Cominciamo da Stefano Messina, recentemente confermato alla presidenza di Assarmatori. In occasione della sua rielezione ha dichiarato: “La transizione ecologica, per il settore marittimo ma anche per tutto il mondo del trasporto e della logistica, rischia di essere solo un’operazione mediatica se gli obiettivi non saranno tarati sulle tecnologie effettivamente disponibili”. Gli armatori chiedono che vengano concretamente individuate le soluzioni energetiche attivabili nel comparto per avviare la conseguente produzione su larga scala di carburanti puliti e costruire le relative infrastrutture di distribuzione e stoccaggio degli stessi, incentivando parallelamente il rinnovo delle flotte o il loro adeguamento all’uso dei nuovi fuel ecologici. “Fissare gli obiettivi senza tenere conto delle tecnologie disponibili – ha proseguito Messina – è solo un’operazione mediatica. E stabilire penalizzazioni fiscali in assenza di alternative all’uso dei carburanti fossili, servirebbe solo ad alzare i costi del trasporto, senza alcuna contropartita per la collettività e per l’ambiente”.
Proseguiamo con Alessandro Santi, presidente di Federagenti. Lo scorso gennaio ha lanciato un vero e proprio j’accuse contro le politiche di pseudo sostenibilità ambientale. “Le legittime posizioni ambientaliste, che hanno avuto il merito di portare il green deal al primo punto di attenzione dei governi del mondo, – ha affermato – sono purtroppo diventate spesso una spinta per azioni politiche disattente alla sostanza e appunto guidate da facili populismi o consensi. E ciò sta purtroppo accadendo in Italia per quella che è la principale e più concreta ‘risorsa’ nella quale attuare politiche serie di transizione ecologica: il mare”. Si riferisce ad una brusca retromarcia del Governo italiano (e non solo) in materia di gas naturale (non disponibile), di combustibili fossili (da riutilizzare) e energia nucleare. Bisognerebbe investire in portualità e logistica consentendo di effettuare i dragaggi dei fondali, senza i quali, i principali scali marittimi finirebbero per risultare, “all’insegna di un ambientalismo miope”, impraticabili per gran parte delle navi.

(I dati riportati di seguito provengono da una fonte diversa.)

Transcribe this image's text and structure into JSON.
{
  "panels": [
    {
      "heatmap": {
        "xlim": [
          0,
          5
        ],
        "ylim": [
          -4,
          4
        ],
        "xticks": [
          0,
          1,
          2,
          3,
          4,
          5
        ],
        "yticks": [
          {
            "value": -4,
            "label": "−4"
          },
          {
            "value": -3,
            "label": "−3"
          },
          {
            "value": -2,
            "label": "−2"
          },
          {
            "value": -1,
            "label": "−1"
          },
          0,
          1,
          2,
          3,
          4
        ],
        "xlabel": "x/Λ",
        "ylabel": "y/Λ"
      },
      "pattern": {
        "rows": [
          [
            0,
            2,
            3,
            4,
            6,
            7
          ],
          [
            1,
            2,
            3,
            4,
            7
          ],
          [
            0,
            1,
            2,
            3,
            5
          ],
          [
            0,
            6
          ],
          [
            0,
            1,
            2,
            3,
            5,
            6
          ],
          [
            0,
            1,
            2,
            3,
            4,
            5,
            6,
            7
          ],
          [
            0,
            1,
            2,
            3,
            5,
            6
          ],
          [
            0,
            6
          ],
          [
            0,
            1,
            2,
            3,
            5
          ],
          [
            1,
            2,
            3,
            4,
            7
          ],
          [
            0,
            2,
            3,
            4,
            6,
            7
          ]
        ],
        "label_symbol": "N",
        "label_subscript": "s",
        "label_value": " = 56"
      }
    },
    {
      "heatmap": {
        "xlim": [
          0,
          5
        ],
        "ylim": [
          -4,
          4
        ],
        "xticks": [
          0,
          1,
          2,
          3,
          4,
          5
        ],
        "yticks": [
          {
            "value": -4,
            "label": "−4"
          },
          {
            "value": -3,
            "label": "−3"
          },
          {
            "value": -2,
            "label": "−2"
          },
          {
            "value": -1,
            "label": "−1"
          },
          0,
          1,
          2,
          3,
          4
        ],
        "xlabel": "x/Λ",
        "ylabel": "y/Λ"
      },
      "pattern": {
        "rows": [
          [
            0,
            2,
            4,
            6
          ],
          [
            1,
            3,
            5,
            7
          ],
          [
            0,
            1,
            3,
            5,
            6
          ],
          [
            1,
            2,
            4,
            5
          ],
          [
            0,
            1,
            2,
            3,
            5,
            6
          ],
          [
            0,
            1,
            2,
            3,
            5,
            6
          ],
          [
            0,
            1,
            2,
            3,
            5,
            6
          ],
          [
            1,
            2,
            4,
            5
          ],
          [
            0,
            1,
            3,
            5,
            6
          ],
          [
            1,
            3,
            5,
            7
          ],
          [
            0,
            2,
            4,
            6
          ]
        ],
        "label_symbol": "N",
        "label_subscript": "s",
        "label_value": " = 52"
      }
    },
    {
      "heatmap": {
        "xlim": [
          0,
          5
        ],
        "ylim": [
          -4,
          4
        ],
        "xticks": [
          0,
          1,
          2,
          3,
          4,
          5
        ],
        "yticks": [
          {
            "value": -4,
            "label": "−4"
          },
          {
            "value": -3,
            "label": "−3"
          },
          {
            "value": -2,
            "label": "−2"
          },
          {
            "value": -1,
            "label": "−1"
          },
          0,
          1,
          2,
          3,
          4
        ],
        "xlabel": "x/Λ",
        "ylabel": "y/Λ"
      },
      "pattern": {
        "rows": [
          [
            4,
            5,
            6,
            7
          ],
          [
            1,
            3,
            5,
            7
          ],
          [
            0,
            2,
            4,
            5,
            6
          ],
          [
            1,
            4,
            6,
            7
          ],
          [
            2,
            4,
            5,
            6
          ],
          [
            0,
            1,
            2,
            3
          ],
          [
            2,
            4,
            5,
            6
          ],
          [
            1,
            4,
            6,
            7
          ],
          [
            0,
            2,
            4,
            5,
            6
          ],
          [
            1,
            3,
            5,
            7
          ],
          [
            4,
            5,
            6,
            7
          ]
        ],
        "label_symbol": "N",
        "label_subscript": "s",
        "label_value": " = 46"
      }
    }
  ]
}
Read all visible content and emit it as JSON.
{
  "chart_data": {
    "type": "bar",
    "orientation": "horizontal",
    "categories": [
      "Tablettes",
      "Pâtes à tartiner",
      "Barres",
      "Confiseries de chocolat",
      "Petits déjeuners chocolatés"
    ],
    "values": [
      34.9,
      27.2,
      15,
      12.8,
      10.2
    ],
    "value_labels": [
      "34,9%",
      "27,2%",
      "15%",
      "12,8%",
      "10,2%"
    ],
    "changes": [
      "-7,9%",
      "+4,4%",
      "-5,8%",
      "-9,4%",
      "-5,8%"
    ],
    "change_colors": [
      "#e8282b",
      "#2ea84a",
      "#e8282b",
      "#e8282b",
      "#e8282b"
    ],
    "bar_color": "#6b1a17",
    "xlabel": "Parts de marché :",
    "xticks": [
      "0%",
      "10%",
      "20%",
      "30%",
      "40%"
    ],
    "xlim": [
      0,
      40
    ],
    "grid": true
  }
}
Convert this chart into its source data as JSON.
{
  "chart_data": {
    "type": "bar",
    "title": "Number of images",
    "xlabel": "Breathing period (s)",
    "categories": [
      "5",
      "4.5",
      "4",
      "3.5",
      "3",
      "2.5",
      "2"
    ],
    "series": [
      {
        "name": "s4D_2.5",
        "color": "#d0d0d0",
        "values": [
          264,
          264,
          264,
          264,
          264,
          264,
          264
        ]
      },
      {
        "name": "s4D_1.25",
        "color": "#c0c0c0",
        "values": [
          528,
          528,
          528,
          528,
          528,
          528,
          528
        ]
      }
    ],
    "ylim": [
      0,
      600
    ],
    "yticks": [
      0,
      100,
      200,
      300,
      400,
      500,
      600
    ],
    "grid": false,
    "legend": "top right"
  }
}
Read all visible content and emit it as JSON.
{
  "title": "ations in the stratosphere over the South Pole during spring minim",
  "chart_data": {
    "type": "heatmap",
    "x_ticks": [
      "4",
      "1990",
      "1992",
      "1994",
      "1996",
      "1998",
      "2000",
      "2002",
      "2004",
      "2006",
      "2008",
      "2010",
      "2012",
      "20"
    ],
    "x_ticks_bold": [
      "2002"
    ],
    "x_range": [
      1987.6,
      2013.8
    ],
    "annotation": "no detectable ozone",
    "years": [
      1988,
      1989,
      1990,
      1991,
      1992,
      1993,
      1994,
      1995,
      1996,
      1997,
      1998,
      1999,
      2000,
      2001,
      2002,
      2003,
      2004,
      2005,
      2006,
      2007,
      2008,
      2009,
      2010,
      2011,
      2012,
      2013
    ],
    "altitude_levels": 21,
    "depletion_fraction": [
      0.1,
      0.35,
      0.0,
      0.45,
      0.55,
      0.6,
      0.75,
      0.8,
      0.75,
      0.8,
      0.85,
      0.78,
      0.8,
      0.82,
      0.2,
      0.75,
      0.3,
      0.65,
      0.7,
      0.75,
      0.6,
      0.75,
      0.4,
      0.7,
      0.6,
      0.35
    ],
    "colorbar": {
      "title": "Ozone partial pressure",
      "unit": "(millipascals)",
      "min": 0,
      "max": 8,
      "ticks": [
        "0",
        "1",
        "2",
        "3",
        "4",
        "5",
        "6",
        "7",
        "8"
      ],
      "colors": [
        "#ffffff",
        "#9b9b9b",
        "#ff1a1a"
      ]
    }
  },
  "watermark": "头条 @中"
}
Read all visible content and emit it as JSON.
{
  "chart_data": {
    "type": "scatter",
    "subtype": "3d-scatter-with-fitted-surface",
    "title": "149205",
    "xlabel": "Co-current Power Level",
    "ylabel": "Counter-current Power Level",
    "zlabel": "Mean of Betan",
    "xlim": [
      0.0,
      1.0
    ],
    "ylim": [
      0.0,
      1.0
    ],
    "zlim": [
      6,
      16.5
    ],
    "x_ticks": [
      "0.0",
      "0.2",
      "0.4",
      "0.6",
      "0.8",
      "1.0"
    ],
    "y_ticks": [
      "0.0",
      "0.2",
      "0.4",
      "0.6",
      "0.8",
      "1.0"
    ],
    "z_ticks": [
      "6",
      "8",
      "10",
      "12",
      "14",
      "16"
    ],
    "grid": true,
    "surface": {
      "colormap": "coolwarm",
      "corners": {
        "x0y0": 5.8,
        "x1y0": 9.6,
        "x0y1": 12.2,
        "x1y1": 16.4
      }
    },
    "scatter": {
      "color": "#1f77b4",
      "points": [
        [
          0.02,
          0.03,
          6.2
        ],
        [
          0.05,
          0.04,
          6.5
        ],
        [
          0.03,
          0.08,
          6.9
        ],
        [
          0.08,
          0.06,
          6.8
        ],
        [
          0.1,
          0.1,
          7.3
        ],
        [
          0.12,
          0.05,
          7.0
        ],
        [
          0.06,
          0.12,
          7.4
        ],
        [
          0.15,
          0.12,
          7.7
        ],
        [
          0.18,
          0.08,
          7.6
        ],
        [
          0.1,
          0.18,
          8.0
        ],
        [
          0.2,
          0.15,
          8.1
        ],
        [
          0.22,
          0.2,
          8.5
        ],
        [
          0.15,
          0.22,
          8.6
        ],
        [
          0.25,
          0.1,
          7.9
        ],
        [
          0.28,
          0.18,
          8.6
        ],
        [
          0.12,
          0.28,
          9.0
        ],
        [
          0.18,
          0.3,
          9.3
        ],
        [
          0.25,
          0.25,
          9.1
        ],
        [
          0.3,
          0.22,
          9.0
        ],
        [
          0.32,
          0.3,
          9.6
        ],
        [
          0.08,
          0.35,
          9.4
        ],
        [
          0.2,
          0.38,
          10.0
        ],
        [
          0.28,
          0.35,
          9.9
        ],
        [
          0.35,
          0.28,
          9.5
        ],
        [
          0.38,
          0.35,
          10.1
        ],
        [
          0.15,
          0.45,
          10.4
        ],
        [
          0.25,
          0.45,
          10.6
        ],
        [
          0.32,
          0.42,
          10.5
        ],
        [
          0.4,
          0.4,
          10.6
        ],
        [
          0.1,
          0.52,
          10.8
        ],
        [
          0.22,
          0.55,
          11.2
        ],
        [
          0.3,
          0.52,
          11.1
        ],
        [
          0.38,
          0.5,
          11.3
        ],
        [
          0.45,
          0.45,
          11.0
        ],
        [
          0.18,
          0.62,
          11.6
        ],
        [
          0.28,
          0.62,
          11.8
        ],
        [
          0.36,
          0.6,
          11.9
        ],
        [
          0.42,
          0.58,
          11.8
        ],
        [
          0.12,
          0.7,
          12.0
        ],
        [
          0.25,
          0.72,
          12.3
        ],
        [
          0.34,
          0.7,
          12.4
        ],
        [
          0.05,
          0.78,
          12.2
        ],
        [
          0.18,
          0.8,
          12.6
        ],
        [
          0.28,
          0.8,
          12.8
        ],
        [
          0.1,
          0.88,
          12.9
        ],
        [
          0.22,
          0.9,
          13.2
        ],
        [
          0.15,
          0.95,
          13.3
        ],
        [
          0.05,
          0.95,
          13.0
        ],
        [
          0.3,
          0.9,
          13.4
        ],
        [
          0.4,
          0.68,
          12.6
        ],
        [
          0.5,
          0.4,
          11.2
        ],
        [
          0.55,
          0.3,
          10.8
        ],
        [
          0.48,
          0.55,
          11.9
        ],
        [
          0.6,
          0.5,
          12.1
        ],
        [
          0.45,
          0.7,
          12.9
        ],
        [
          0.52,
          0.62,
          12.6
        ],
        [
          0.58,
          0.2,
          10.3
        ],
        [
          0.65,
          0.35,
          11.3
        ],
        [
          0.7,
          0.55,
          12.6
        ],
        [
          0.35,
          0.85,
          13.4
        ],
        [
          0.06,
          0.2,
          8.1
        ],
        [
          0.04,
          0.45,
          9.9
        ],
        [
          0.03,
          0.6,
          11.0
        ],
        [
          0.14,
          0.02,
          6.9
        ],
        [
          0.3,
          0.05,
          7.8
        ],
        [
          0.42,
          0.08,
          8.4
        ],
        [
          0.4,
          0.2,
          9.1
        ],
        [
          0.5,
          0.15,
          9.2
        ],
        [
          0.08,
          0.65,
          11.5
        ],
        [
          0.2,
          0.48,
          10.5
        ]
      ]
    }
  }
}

Concludiamo con Alberto Rossi, Segretario Generale di Assarmatori. Durante la sua audizione di qualche giorno fa presso il Dipartimento Politiche Europee della Presidenza del Consiglio, ha giudicato intempestive le misure UE per decarbonizzare lo shipping. In particolare, le misure proposte nel pacchetto “Fit for 55” sarebbero intempestive rispetto alle disponibilità su larga scala di combustibili atti a soddisfare la transizione energetica e comporterebbero un insostenibile incremento dei costi del trasporto. Inoltre, l’alterazione del level playing field potrebbe portare ad una drastica riduzione della competitività dei porti nazionali con il rischio di delocalizzazione dei traffici a beneficio dei porti del nord Africa. In buona sostanza, l’obiettivo di ridurre del 55% entro il 2030 le emissioni di GHG e raggiungere la carbon neutrality nel 2050 non sarebbe sostenibile. Idrogeno e ammoniaca non sarebbero alternative immediatamente praticabili e soltanto il 12% delle navi in costruzione a livello mondiale prevederebbe motorizzazioni con dual-fuel, con un secondo fuel che nella maggior parte dei casi è il GNL. Quindi, per cortesia, niente sanzioni o eliminazione dell’esenzione sulle accise.